Tempat Wisata Di Lokasi

Ada beberapa hal yang bisa rekan-rekan lakukan saat dilokasi. Situ Cisanti tentunya lebih mengandalkan ke wisata alamnya. Disini rekan-rekan bisa menikmati pemandangan sekitar danau yang masih hijau adem, dan berfoto-foto di berbagai spot yang instagramable di lokasi.

Selain itu, saya sarankan buat berjalan mengelilingi situ cisanti biar lebih puas, dan berfoto sekalian di tugu kilometer nol Citarum, biar ga penasaran. jaraknya tidak terlalu jauh kok. Sudah ada jalan setapak yang cukup layak buat diikuti, tanpa takut harus tersesat.

Salah satu lokasi yang paling banyak dipakai sebagai tempat berfoto ataupun selfie adalah dermaga kecil yang sedikit menjorok ke tengah situ/danau.

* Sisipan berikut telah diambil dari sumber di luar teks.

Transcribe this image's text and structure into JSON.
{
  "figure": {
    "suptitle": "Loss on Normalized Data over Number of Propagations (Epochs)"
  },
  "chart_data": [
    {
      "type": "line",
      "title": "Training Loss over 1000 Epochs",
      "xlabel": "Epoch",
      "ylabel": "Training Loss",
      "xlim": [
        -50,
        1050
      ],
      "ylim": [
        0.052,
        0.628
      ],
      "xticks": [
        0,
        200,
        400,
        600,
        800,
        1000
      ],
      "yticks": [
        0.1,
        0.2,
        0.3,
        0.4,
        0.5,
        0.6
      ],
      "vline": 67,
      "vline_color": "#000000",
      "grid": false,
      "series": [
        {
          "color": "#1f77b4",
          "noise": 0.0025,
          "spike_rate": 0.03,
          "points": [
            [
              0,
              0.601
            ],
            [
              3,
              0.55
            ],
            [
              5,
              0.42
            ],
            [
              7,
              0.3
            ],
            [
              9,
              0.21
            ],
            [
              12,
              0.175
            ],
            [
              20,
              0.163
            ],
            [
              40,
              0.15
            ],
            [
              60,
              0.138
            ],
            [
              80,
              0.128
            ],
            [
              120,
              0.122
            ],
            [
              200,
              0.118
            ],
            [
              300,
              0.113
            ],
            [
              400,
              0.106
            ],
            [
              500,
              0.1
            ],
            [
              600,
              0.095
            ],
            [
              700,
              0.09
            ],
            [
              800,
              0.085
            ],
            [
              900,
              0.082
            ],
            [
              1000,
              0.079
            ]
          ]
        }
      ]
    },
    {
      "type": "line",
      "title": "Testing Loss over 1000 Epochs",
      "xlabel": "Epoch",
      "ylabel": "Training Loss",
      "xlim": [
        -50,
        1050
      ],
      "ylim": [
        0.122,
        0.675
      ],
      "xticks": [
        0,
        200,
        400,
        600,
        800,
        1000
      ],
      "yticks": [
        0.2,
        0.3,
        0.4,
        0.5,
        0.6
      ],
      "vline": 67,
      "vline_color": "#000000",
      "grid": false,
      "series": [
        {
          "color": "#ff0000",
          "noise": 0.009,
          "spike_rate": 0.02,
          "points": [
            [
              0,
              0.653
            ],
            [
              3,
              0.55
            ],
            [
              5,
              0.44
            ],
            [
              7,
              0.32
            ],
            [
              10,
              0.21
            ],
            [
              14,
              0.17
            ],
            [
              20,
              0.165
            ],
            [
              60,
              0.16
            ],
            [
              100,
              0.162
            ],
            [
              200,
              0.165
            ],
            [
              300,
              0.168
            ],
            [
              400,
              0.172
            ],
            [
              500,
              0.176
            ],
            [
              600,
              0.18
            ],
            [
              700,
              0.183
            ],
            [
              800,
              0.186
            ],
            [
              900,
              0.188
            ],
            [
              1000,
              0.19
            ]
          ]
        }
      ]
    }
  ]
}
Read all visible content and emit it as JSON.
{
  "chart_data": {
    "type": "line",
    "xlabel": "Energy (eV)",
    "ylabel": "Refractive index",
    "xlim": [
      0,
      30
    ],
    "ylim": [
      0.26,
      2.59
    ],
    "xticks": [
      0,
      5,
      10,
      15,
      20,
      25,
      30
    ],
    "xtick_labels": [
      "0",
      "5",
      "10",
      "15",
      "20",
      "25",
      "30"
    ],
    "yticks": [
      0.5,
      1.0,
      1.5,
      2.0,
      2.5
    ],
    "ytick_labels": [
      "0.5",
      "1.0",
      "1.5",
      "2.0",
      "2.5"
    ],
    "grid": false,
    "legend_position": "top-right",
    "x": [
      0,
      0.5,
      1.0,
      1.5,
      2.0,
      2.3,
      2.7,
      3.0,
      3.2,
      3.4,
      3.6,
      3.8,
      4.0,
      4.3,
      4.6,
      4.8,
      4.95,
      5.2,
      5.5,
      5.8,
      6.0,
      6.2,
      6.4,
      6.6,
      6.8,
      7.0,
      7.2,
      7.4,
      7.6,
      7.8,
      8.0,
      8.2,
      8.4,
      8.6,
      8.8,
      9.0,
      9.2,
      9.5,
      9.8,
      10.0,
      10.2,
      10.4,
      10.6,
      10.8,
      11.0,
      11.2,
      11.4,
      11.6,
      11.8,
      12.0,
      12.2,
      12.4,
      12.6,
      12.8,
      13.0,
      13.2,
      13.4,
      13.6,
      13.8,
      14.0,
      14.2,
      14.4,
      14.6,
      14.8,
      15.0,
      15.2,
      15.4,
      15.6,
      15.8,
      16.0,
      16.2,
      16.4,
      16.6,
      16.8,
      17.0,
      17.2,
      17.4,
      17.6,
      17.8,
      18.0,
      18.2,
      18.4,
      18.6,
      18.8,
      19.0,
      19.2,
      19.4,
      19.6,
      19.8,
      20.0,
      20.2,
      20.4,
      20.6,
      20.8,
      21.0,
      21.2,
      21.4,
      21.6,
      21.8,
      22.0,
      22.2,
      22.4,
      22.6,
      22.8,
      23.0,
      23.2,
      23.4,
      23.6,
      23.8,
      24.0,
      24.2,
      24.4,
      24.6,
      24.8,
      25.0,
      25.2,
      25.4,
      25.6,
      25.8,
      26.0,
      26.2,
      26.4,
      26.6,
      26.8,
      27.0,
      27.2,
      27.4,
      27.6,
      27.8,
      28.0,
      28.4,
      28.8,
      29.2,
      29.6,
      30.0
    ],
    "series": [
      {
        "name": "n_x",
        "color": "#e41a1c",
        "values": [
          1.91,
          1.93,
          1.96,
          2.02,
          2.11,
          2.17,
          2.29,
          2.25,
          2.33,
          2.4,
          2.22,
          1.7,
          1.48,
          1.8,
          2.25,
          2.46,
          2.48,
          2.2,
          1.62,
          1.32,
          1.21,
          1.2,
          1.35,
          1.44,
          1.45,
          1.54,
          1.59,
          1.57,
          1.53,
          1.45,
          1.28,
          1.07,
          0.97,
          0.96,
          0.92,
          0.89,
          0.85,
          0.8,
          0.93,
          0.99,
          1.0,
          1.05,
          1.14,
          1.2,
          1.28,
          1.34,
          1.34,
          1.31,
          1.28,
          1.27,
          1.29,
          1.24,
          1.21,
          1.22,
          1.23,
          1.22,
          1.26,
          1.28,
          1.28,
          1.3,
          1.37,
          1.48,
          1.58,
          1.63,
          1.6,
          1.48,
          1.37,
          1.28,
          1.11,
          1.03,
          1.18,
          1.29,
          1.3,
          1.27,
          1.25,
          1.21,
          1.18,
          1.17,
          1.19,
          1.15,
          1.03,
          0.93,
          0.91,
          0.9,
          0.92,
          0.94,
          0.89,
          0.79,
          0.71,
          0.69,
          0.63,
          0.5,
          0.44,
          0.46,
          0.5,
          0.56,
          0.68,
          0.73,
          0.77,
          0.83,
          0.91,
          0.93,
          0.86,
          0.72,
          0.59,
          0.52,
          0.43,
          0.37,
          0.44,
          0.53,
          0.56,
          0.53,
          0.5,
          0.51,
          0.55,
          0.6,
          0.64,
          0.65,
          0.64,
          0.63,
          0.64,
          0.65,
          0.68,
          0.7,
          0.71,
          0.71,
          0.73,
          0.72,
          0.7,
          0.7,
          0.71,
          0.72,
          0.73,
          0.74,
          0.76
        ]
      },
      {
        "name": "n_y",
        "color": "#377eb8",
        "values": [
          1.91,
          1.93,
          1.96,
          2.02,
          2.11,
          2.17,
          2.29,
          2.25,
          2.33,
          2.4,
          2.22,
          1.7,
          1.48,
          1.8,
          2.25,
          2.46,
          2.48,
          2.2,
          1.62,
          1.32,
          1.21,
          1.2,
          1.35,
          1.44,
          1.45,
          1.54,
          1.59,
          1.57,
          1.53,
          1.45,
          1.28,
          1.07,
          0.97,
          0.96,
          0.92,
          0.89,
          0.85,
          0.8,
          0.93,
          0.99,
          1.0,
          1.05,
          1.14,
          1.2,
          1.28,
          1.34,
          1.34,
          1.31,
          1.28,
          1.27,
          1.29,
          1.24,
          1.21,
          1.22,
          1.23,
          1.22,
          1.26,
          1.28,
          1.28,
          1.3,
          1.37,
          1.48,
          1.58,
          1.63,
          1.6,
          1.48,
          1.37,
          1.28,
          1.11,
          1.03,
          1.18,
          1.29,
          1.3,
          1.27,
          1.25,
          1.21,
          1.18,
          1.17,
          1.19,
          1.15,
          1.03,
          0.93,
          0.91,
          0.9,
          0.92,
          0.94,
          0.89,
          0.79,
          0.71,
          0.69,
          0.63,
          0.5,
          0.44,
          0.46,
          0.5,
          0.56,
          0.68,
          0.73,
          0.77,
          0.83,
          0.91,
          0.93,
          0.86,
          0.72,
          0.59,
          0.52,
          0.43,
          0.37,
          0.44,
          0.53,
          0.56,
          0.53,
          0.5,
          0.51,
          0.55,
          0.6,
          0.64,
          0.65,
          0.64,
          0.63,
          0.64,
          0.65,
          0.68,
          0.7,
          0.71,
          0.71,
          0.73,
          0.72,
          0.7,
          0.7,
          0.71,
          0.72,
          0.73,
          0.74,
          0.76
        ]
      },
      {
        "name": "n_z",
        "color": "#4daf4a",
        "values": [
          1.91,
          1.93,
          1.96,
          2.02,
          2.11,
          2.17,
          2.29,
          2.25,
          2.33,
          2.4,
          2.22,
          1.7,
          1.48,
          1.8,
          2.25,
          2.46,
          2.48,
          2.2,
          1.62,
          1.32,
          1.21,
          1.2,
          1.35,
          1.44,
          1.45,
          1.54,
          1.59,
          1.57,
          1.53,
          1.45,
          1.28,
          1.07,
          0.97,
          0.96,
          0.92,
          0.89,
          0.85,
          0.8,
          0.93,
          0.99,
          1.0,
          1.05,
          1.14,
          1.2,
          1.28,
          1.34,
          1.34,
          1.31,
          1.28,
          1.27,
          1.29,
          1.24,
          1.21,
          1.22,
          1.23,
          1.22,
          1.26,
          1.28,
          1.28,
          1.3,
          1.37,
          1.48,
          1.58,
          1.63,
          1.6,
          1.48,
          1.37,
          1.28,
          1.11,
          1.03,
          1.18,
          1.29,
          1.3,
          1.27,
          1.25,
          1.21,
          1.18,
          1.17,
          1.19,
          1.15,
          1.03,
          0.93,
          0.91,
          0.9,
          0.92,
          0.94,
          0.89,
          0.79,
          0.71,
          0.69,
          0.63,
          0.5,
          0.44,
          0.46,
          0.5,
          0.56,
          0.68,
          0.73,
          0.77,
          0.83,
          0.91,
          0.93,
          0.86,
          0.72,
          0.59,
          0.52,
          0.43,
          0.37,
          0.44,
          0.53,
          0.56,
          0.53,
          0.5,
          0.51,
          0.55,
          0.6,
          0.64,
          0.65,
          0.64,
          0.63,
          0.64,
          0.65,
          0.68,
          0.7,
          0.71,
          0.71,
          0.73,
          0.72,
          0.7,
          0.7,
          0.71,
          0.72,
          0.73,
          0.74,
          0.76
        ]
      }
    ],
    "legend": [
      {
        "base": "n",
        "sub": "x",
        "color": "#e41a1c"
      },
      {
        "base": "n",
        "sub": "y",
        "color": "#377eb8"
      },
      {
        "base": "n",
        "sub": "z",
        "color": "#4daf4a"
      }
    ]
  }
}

Dulu dermaganya kurang begitu terawat sih, tapi cukuplah buat spot berfoto ria. Sekarang dermaga kecil ini sudah ditata lebih rapi.

Tapi, kalau boleh milih sepertinya saya pribadi mah lebih suka model dermaga yang lama, lebih unik dan menyatu dengan suasana sekitar. Dermaga kecil yang sekarang lebih ngepopdengan poletan warna ngejreng lengkap dengan tulisan I Love U juga..haha

Dulu sih disini bisa camping langsung di lokasi, karena saya melihat area dengan bekas api unggun di pinggir danau kalau dulu. Jika rekan-rekan akan camping disini, sepertinya lokasi yang bagus adalah di area sebelah kanan dekat pulau kecil nan unyu. Pemandangannya langsung menghadap danau dengan background bukit plus hutan dibelakangnya.

Pulau kecil? memang benar.. di area sebelah kanan terdapat sedikit tanah+pohon yang terpisah.. cocok lah buat disebut pulau kecil :p

Apakah sekarang masih bisa camping atau ngga di sini, kurang tahu juga. Aturannya jadi lebih banyak sekarang. Bagus juga sih, biar tempatnya lebih terpelihara.

Di dekat dermaga, sekarang ada semacam platform berbentuk perahu. Cukuplah buat narsis berfoto ria di sana.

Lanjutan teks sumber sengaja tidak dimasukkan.